The school's founding dean was Paul M. Hendrick, formerly assistant dean, acting dean, and faculty member of Florida Coastal School of Law. The first class entered in the fall of 2005, consisting of 61 students from 27 states.

===Lawsuit===
In November 2007, Thomas L. Osborne, the chairman of AJSL's board and attorney for AJSL, resigned. To enhance connectivity with the regional community, AJSL formed a new board of trustees.

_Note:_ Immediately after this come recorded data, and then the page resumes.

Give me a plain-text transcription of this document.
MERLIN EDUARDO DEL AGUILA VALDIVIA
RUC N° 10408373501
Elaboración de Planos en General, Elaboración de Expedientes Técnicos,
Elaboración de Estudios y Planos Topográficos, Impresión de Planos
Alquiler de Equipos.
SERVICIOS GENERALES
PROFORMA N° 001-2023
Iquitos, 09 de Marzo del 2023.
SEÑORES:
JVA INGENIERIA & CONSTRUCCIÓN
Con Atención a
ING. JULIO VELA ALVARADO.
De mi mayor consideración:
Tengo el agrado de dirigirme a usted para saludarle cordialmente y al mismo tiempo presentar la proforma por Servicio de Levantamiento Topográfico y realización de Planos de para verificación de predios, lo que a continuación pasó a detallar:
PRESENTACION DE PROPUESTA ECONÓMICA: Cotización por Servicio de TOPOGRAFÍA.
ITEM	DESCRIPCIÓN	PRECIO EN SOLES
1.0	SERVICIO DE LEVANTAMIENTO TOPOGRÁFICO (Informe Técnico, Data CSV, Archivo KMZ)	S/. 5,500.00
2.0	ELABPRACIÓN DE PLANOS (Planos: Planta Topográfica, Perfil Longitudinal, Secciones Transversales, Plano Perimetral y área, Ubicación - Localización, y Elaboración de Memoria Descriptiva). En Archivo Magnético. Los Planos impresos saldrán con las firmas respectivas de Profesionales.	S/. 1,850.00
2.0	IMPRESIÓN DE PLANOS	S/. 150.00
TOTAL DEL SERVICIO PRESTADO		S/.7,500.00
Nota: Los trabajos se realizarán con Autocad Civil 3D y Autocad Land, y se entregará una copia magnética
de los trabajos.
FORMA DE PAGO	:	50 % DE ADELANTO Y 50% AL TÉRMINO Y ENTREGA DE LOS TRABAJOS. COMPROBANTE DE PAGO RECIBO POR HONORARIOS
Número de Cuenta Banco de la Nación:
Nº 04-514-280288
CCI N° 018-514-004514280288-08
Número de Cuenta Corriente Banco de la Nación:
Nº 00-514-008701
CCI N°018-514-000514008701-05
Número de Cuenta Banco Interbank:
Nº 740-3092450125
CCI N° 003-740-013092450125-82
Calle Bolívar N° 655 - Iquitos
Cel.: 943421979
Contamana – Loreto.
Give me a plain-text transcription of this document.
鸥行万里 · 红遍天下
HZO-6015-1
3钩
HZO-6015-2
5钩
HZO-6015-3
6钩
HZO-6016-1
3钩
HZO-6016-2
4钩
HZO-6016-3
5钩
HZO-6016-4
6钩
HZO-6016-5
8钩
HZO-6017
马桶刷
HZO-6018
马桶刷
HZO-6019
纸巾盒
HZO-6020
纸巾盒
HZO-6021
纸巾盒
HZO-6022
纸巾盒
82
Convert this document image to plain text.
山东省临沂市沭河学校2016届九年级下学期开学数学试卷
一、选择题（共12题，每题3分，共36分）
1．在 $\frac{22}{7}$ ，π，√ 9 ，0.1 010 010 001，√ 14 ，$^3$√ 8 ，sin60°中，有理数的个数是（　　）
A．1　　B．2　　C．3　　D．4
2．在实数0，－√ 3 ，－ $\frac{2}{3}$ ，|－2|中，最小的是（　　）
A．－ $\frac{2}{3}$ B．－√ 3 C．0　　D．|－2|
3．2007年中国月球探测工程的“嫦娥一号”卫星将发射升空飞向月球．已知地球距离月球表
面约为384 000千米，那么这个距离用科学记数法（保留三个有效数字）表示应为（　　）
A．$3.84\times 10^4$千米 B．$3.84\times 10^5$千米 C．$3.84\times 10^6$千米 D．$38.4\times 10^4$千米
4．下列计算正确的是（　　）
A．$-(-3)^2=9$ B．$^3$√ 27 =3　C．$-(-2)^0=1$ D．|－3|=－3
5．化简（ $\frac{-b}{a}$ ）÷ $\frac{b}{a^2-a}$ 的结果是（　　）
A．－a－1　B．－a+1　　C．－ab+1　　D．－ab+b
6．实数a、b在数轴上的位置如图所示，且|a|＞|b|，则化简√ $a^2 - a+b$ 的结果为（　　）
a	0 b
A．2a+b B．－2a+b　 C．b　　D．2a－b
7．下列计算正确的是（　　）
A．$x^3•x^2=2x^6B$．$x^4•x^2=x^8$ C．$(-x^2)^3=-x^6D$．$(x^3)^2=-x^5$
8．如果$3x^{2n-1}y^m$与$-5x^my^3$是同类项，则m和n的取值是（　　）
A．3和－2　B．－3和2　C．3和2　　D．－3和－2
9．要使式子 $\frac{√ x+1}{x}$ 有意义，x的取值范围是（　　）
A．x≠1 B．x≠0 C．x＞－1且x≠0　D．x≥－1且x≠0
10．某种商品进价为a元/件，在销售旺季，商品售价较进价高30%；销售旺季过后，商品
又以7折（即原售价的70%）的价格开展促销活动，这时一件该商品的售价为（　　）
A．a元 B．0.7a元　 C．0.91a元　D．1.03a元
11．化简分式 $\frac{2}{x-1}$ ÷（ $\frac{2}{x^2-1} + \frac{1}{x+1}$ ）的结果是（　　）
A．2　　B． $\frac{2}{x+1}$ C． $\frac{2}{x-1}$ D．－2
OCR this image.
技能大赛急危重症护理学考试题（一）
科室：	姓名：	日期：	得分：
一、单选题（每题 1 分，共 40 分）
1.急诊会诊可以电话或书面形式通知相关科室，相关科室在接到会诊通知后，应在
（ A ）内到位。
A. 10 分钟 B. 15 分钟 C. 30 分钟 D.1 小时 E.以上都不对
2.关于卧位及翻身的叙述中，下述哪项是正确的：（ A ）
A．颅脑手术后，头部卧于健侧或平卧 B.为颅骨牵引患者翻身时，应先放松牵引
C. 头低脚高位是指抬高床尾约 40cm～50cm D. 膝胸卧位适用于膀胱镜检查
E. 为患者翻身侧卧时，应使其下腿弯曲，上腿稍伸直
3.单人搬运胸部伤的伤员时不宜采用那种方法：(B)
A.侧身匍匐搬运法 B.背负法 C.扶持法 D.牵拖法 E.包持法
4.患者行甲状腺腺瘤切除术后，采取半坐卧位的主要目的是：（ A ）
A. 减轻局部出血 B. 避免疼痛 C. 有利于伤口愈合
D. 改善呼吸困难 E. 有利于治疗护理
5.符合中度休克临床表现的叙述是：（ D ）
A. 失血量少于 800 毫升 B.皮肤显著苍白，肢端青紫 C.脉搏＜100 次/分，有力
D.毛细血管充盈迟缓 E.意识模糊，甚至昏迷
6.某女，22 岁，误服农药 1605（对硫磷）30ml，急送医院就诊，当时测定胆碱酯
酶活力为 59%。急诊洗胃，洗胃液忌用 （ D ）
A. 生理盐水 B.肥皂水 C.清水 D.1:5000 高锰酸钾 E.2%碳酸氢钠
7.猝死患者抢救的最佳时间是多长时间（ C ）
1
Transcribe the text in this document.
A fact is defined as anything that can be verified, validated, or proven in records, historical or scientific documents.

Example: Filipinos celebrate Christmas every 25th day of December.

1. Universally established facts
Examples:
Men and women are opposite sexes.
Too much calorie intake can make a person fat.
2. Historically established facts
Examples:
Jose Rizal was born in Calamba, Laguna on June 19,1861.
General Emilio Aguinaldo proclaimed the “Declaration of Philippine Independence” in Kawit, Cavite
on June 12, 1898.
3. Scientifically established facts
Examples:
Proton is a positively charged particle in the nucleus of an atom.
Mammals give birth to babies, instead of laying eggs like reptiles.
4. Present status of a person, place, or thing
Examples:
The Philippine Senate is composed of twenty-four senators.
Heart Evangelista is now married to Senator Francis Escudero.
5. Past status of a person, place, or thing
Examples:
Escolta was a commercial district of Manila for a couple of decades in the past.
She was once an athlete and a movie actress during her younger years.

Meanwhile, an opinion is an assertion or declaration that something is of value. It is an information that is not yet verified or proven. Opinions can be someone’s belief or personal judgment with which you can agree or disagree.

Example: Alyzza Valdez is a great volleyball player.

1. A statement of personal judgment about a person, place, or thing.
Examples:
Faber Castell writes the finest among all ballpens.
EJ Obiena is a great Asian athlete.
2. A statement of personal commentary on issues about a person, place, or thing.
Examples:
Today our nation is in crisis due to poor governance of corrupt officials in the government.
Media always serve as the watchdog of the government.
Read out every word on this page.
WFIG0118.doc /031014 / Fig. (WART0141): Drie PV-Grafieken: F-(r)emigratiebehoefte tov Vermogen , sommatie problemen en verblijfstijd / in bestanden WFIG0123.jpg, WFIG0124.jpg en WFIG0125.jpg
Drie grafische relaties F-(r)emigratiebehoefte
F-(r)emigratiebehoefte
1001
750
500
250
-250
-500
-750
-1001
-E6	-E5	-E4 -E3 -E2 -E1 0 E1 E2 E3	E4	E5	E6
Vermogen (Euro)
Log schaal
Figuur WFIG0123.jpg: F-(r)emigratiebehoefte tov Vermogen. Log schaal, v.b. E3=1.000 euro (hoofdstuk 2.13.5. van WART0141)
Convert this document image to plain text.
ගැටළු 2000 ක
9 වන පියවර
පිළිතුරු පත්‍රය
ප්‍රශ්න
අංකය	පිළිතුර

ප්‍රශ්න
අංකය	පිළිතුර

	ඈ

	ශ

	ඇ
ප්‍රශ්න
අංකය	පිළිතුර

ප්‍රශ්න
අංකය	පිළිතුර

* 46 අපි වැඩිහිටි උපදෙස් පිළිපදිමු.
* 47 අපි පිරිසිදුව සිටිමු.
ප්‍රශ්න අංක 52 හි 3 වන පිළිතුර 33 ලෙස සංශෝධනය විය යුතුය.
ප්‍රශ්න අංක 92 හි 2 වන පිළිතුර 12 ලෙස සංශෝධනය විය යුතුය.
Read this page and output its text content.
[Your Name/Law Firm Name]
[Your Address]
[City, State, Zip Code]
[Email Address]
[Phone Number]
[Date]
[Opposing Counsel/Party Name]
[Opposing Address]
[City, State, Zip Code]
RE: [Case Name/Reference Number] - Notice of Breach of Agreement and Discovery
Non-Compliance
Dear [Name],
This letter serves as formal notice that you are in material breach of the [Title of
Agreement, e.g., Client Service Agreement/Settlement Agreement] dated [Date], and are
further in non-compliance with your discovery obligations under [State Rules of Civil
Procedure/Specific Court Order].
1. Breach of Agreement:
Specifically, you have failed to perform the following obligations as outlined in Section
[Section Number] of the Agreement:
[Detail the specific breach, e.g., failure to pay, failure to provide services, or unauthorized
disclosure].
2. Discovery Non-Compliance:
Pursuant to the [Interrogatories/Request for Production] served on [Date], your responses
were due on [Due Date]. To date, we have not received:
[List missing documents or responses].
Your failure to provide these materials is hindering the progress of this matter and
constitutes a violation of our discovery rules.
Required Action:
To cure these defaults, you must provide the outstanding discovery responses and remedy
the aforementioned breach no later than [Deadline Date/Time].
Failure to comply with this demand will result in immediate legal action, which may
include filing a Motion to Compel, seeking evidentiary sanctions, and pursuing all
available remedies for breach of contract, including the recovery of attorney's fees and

On November 17, 2007, Osborne filed a federal lawsuit on behalf of a minority of the student body and himself as a shareholder of the school. None of these claims was ever proved in court. All claims were withdrawn and dismissed in the settlement in which the new owners supported by Osborne agreed to assume the school's existing debts. These claims were vigorously denied by all of the law school board members, and all of these claims were withdrawn in a settlement agreement agreed to by all parties before any hearings were held in the Federal Court. Judge Russell incorporated the settlement agreement in his order dismissing the case.

According to Dean Hendrick's statement to the Paducah Sun, the lawsuit boiled down to an attempted hostile takeover of the law school. The new owners assumed the debts of the school.

Thirty of a total 185 students chose to join the suit against Hendrick, Turner, and Shelton. All claims in the complaint were withdrawn in the settlement agreement and the suit was dismissed by the Court. The majority of law school shares were transferred in the settlement to a local physician, Dr. Laxmaiah Manchikanti.

=== Closure ===
Hendrick and Associate Dean Jerrod Turner resigned their positions in February 2008. John Daughaday was appointed the acting Dean and Robert Collins was appointed acting Associate Dean of the law school. The new owners assumed the debts of American Justice School of Law in the settlement agreement approved by the court.

In March 2008, Daughaday and Collins resigned. That same month, it was renamed the Alben W. Barkley School of Law.

On Wednesday, October 22, 2008, the owner of the Barkley School of Law, Laxmaiah Manchikanti, released a written statement announcing that the school would close as of December 31, 2008. The new owners had filed for bankruptcy in September 2008.

==Accreditation==
The Alben W. Barkley School of Law was not accredited by the American Bar Association (ABA) although it had sought accreditation. In August 2007, the ABA denied the Barkley School of Law's provisional accreditation on its first application.

==Campus==
The Alben W. Barkley School of Law was located in the Paducah Information Age Park Resource Center. As of late December 2007, the physical facilities consisted of approximately 68000 sqft.